Aussitôt, un poste de commandement opérationnel a été installé non loin du
tunnel, de même qu'un poste médical avancé avec sa cellule
médico-psychologique, ainsi qu'un autre poste de commandement à la
préfecture.
Les gendarmes ont délimité un périmètre de sécurité pour éviter tout accès
de la population au lieu de l' « accident ». Les militaires du contingent
ont « joué » les blessés.
A 6 h 54 précises, les premiers pompiers sont arrivés à l'entrée du tunnel
et à 7 h 12, s'est faite la prise en charge des « blessés ». En effet, parmi
les 25 « passagers », quelques-uns ont fait les morts, d'autres ont simulé
les blessés qui venaient de s'extirper du train. « Ce sont des délais
appréciables », déclare Bruno Leboullanger, directeur de cabinet du préfet.
En revanche, il a fallu deux heures aux pompiers pour attaquer le fameux
incendie. Ce n'est pas la faute des soldats du feu, qui ont fait de leur
mieux. « C'est une première pour nous d'opérer dans ces conditions d'accès
très difficiles », constatait après les opérations le directeur
départemental d'incendie et de secours, le lieutenant-colonel Bernard Tachet
des Combes, tout de même satisfait du déroulement des opérations.

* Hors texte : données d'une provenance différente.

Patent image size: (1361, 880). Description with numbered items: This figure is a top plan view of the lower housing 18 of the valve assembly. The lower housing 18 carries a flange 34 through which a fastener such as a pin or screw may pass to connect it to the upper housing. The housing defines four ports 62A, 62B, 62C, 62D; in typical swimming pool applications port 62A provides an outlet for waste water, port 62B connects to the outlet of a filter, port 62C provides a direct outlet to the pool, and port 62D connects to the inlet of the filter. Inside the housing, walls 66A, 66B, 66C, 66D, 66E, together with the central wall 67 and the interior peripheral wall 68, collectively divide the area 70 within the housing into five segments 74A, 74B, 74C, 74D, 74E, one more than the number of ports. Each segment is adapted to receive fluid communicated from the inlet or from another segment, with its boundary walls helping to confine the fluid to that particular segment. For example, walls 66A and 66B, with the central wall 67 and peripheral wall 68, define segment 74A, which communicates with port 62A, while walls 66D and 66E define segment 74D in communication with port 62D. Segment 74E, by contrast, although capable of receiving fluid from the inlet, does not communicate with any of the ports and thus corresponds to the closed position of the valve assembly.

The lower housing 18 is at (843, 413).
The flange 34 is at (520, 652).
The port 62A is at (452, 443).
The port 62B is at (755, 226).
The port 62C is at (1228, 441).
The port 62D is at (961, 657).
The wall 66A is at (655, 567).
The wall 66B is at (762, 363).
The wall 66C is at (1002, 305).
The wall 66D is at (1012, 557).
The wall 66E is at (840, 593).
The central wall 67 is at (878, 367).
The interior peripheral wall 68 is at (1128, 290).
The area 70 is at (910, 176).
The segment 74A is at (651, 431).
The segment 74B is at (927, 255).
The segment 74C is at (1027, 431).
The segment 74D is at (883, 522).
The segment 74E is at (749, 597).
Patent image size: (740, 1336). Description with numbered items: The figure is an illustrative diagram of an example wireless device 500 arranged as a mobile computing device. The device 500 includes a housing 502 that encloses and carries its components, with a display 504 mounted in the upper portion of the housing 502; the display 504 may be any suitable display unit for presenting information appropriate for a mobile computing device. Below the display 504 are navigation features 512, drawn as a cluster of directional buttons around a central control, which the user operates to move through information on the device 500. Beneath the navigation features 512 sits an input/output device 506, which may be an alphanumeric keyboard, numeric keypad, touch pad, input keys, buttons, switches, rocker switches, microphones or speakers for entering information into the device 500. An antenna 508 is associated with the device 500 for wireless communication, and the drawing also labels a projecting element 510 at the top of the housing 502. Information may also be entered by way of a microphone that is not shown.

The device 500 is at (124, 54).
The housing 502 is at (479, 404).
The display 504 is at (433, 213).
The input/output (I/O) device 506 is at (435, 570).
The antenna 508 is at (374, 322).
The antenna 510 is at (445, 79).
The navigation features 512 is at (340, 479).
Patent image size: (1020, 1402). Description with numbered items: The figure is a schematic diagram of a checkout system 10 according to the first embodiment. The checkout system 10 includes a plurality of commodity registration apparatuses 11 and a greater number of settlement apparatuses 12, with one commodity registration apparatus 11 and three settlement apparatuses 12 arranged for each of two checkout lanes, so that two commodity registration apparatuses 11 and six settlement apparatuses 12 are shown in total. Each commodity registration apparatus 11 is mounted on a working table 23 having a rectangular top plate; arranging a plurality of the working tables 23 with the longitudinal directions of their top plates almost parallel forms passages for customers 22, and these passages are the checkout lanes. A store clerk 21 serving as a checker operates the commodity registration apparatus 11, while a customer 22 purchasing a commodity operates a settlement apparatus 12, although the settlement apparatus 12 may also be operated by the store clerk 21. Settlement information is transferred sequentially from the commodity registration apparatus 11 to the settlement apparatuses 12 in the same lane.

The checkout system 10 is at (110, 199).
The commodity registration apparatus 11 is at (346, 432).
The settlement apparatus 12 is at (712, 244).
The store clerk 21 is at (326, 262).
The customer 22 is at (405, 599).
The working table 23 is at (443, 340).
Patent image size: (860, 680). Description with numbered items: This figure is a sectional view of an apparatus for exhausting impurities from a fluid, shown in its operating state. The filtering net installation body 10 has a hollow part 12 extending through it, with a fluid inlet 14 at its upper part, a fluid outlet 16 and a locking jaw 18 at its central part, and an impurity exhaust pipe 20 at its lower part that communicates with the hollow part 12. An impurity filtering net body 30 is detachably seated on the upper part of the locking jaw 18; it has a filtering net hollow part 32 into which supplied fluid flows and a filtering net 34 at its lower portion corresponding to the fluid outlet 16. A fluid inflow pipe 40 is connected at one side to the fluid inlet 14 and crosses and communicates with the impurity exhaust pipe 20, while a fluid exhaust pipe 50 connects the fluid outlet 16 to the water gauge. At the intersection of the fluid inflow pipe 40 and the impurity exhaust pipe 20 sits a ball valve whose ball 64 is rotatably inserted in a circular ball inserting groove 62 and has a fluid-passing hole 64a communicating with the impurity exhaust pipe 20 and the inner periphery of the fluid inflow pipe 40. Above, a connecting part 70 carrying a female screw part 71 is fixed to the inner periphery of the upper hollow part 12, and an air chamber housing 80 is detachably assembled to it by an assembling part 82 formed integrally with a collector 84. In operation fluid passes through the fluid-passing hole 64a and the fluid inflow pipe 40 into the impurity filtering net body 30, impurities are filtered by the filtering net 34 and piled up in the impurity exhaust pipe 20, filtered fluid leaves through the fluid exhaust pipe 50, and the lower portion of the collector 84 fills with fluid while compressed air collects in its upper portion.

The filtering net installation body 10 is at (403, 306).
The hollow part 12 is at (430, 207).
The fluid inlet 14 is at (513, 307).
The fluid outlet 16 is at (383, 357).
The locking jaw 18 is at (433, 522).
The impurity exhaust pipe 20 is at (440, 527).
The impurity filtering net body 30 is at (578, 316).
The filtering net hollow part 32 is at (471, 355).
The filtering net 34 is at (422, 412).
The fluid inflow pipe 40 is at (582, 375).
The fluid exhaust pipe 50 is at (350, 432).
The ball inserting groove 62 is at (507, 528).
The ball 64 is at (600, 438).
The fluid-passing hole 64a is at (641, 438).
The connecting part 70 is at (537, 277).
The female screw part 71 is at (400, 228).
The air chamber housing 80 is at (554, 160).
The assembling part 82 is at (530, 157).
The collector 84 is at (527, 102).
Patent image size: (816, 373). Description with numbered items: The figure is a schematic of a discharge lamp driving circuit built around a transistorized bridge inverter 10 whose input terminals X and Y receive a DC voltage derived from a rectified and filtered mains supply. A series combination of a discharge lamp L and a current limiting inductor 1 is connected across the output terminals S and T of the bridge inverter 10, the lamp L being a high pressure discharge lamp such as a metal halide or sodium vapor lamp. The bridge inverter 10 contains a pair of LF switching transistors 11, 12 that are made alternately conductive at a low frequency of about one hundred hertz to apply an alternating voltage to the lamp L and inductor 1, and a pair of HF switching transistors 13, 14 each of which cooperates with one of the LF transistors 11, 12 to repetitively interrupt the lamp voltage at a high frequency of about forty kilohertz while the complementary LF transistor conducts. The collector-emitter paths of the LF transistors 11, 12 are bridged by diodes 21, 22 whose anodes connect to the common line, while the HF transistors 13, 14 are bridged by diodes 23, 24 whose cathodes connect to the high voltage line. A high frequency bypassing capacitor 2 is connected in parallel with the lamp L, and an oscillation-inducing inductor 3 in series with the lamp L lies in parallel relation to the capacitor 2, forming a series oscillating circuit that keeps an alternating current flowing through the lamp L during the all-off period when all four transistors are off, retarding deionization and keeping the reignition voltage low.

Mais, reconnaît le directeur de cabinet du préfet, « les victimes ne peuvent
pas survivre dans ce délai ». C'était donc tout l'intérêt de l'exercice que
de tirer un bilan réaliste des opérations: il faut prévoir des réserves
d'eau à proximité du tunnel. Une « réunion technique de suivi » aura lieu en
janvier pour en parler plus amplement. D'ici là, il faut croiser les doigts.
>>
Heureusement que les gros pépins en tunnel (du style tunnel sous la Manche)
sont rares...
Ferroviairement,
Frédéric MUSSET
Le tunnel Meudon/Chaville-Vélizy (lg RG) possède t-il une dénomination et
est il classé dangereux ?
Cordialement
a+
"Frédéric MUSSET" <Bernard...@wanadoo.fr> a écrit dans le message news:
98noul$244$1...@wanadoo.fr...
> Dans le même ordre d'idées, et sur la même ligne, j'ai envie de citer le
> tunnel de la Bégude (1723 m), entre Ste-Cécile d'Andorge et Chamborigaud,
> lui aussi en rampe de 33, mais dans lequel je ne crois pas qu'on puisse
> rebrousser...
Y a pas de 33 pour mille sur les Cévennes mec.
25 maxi
A+
Olivier
--
Surement. D'ailleurs lors de sa construction, y avait eu un éboulement qui
avait tué des dizaines d'ouvriers. C'était juste avant l'exposition
universelle de 1900. A chaque fois que j'y passe, ça fait un poil peur. Le
terrain dans le coin est très instable.